The NIAC was formed in 2011, after the closure of the NASA Institute for Advanced Concepts in 2007. Although it is driven by NASA objectives and funds projects selected with those priorities in mind, it’s focus in more on what’s possible rather than on ongoing or upcoming missions.
“Through the NASA Innovative Advanced Concepts program, NASA is taking the long-term view of technological investment and the advancement that is essential for accomplishing our missions. We are inventing the ways in which next-generation aircraft and spacecraft will change the world and inspiring Americans to take bold steps,” said Michael Gazarik, director of NASA’s Space Technology Program at the agency’s headquarters in Washington in 2012.
Each year the NIAC selects a handful of projects, usually about a dozen, for “Phase I” studies, each receiving about $100,000. If they show promise in the initial study they are continued in “Phase II” studies, generally receiving $500,000 over two years.
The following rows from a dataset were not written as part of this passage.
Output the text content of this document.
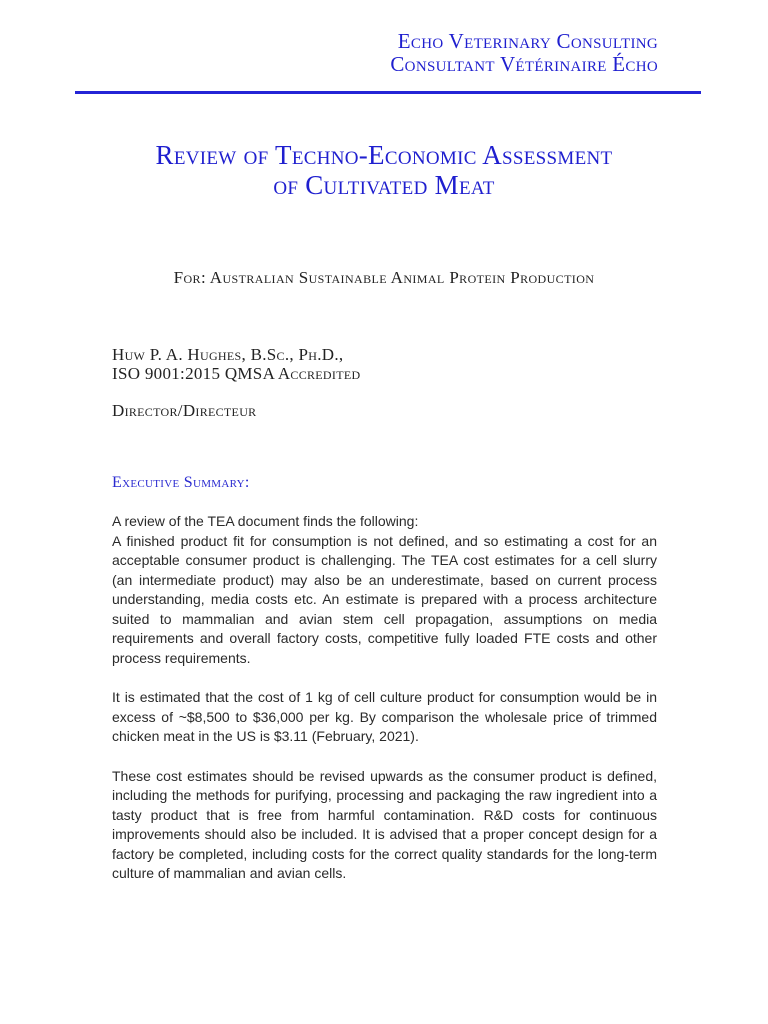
Echo Veterinary Consulting
Consultant Vétérinaire Écho
Review of Techno-Economic Assessment
of Cultivated Meat
For: Australian Sustainable Animal Protein Production
Huw P. A. Hughes, B.Sc., Ph.D.,
ISO 9001:2015 QMSA Accredited
Director/Directeur
Executive Summary:
A review of the TEA document finds the following:

A finished product fit for consumption is not defined, and so estimating a cost for an acceptable consumer product is challenging. The TEA cost estimates for a cell slurry (an intermediate product) may also be an underestimate, based on current process understanding, media costs etc. An estimate is prepared with a process architecture suited to mammalian and avian stem cell propagation, assumptions on media requirements and overall factory costs, competitive fully loaded FTE costs and other process requirements.

It is estimated that the cost of 1 kg of cell culture product for consumption would be in excess of ~$8,500 to $36,000 per kg. By comparison the wholesale price of trimmed chicken meat in the US is $3.11 (February, 2021).

These cost estimates should be revised upwards as the consumer product is defined, including the methods for purifying, processing and packaging the raw ingredient into a tasty product that is free from harmful contamination. R&D costs for continuous improvements should also be included. It is advised that a proper concept design for a factory be completed, including costs for the correct quality standards for the long-term culture of mammalian and avian cells.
All of these studies are selected from an open, public submission process such as the one currently ongoing.
In 2014, 12 projects were selected for Phase I studies and five were funded for Phase II.
Projects funded in this way over the last three years have included spacecraft/rover hybrids for the study of small bodies such as asteroids, printable spacecraft, propellant-less spacecraft, cavehopping rovers, and improved mapping and sensor technologies. Aside from the open competition, the NIAC also funds additional research through a variety of programs and for a variety of real and potential missions.
Many of these technologies could eventually have useful applications for people on Earth as well as space explorers.
The NIAC also hosts an annual symposium in which ideas and research are presented and some of the latest technologies are unveiled. These symposiums are public and streamed live for anyone who wants to watch.